$S$ is a non-empty subset of $\mathbb{R}$ that is bounded above. Show that the sup$S \in \overline{S}$
My proof: Since $S$ is bounded above, sup$S$ exists in $\mathbb{R}$. Also, by definition, $\overline{S}$ is the smallest closed set of $\mathbb{R}$ containing $S$. So, lets assume that sup$S \notin \overline{S}$. Also, let $k = \text{sup}S$. Now, $k \in \mathbb{R} \setminus{\overline{S}}$ , which is open, as $\overline{S}$ is closed. So there exists open ball $B(k,r) \subset \mathbb{R} \setminus{\overline{S}}$ , i.e., $(k-r, k+r) \subset \mathbb{R} \setminus{\overline{S}}$. But according to definition of sup$S$ , $k- r/2$ is not an upper bound for $S$, thus, $\exists y \in S$ s.t. $y > k -r/2$ , but $y \leq k$ , so $y \in (k-r, k+r)$ , a contradiction. Thus sup$S \in \overline{S}$.

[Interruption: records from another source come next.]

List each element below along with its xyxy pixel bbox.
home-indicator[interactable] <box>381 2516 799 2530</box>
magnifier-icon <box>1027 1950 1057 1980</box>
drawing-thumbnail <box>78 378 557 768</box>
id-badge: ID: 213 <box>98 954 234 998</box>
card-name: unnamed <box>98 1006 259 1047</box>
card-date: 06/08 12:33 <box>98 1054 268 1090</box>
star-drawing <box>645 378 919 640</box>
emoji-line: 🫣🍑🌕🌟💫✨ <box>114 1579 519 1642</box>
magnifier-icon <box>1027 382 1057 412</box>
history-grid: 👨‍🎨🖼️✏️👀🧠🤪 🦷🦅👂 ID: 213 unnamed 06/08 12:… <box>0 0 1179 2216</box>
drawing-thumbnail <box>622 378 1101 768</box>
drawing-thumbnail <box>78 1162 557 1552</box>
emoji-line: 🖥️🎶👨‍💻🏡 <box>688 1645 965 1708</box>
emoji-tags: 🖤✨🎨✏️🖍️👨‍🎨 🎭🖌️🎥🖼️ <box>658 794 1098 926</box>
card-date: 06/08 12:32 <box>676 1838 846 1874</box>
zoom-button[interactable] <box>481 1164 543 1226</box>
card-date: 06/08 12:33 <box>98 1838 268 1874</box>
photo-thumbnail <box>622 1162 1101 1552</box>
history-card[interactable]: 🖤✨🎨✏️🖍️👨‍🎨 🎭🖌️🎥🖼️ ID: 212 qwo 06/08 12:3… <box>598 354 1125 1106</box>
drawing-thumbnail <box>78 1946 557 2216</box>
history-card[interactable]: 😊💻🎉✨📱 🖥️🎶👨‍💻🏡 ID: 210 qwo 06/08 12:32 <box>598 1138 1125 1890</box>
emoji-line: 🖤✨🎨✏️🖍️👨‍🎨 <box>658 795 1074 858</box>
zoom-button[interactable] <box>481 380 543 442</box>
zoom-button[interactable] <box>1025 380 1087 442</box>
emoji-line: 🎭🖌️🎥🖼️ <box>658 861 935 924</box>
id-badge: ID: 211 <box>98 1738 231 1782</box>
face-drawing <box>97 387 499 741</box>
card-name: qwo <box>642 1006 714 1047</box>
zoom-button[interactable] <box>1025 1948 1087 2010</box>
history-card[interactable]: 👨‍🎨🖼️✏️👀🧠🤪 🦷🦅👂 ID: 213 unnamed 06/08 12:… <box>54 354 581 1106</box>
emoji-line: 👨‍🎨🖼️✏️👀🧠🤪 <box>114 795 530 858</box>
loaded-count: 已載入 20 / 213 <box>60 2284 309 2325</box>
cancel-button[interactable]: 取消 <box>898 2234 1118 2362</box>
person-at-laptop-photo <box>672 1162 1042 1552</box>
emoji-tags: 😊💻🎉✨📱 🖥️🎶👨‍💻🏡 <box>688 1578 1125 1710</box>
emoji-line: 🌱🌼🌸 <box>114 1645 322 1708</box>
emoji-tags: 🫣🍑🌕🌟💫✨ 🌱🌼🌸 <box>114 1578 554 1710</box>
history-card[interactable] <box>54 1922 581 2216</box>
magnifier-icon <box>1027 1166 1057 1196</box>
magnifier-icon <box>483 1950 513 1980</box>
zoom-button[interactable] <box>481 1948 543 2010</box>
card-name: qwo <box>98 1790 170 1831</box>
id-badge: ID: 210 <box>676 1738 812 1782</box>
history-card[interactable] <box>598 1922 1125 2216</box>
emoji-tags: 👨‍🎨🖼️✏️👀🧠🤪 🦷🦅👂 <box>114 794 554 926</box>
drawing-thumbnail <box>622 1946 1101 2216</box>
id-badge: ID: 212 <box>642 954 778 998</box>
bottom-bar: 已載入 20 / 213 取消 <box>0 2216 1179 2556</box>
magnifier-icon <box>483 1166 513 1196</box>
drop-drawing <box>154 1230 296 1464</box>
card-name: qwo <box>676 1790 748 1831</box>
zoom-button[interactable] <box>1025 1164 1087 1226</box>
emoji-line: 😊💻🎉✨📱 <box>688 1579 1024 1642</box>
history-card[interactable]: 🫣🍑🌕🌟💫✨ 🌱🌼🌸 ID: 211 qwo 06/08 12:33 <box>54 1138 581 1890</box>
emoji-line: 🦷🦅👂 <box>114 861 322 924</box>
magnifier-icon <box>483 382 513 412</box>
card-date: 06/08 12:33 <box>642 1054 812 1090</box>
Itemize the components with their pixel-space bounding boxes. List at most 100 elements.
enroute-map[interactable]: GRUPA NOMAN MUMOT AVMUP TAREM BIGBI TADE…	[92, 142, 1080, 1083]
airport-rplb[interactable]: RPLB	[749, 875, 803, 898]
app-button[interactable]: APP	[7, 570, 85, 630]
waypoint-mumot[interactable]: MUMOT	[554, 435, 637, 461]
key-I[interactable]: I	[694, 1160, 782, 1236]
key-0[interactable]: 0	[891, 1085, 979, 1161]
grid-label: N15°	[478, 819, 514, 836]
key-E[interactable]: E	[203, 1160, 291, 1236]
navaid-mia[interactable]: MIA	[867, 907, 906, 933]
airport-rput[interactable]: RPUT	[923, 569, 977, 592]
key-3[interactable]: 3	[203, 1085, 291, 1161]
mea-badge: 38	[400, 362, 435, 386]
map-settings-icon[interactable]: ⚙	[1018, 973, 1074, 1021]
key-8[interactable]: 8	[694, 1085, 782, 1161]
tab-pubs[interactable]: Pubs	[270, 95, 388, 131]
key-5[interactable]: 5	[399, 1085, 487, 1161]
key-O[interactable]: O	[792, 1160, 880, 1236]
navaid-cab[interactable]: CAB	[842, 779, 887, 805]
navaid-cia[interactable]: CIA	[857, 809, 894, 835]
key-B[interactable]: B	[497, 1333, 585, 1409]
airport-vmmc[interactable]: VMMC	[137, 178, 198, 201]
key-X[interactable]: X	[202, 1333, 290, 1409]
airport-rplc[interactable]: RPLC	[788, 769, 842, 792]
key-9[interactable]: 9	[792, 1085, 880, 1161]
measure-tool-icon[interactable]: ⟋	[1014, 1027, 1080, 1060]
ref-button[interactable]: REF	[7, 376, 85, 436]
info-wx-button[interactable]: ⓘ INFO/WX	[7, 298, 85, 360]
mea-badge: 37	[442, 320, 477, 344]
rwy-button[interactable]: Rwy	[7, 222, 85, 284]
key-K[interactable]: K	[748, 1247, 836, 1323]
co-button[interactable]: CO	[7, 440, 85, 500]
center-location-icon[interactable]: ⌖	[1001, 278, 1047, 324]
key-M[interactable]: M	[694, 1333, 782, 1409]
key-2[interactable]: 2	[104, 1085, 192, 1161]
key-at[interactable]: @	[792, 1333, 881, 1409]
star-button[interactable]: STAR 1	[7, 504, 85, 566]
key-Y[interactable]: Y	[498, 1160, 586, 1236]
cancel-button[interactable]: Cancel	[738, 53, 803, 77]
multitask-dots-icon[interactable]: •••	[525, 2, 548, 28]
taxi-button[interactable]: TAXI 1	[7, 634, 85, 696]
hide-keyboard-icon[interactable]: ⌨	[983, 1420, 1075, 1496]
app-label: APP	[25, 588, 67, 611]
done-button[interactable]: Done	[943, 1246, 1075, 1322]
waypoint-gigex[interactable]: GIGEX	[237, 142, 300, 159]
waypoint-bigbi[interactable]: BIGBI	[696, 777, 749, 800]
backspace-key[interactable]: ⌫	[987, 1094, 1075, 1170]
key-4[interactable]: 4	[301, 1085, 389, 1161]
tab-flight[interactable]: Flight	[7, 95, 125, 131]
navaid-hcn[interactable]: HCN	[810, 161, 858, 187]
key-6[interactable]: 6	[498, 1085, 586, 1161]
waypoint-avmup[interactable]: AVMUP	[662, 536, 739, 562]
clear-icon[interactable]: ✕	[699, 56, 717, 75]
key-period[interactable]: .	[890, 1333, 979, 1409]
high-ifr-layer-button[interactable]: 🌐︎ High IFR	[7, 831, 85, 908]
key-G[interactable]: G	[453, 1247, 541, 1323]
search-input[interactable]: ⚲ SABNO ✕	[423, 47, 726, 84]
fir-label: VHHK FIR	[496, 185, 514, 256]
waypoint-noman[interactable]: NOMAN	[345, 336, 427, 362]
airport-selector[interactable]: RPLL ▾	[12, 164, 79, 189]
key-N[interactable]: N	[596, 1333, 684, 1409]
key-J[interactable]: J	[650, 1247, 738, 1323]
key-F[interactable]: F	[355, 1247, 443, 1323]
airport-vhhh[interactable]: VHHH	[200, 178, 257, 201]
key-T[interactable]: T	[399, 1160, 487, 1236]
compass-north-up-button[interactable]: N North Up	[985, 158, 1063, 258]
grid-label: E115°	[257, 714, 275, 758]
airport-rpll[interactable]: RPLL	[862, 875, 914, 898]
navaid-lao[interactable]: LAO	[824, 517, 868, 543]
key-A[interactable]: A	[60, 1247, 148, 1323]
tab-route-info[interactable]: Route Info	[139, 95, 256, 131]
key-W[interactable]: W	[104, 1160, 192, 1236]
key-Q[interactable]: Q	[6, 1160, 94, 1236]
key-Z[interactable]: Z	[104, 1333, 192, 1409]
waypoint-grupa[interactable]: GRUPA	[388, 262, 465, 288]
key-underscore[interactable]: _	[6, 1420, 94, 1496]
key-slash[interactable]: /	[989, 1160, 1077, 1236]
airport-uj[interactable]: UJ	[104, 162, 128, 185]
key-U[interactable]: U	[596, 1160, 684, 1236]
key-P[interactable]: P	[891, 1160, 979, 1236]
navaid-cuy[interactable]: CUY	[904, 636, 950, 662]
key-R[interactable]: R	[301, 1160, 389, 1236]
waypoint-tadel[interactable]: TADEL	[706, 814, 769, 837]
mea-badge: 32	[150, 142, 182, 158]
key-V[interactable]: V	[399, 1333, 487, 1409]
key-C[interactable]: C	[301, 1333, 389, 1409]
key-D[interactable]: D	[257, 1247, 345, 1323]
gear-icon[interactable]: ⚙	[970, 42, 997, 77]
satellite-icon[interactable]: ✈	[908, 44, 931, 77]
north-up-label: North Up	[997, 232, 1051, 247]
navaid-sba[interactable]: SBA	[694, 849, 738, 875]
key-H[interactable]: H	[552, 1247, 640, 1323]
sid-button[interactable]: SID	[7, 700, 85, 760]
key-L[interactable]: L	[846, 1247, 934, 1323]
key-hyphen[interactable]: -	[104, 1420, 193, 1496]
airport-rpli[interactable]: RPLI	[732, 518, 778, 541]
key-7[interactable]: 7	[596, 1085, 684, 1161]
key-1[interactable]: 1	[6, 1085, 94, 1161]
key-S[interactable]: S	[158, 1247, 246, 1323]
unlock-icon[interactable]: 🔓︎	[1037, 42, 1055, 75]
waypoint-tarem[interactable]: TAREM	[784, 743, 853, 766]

Can some one verify if this is correct, or if it has some loose ends which need to be tied up.
Best Answer
You can also prove this directly (without contradiction), by using the fact that a point is in $\bar S$ if and only if every neighborhood around it contains points of $S$ (prove this using two cases: one case is that the point is in $S$ in which case it is trivial, and the second case is that the point is in the boundary of $S$).
Then, by definition of $s:=\sup S$, for every $\epsilon>0$, there is some $x_\epsilon \in S$ s.t. $|x_\epsilon -s|< \epsilon \iff x_\epsilon \in B(s,\epsilon)$, so indeed $B(s,\epsilon) \cap S \neq \varnothing$ for all $\epsilon>0$ and we are done.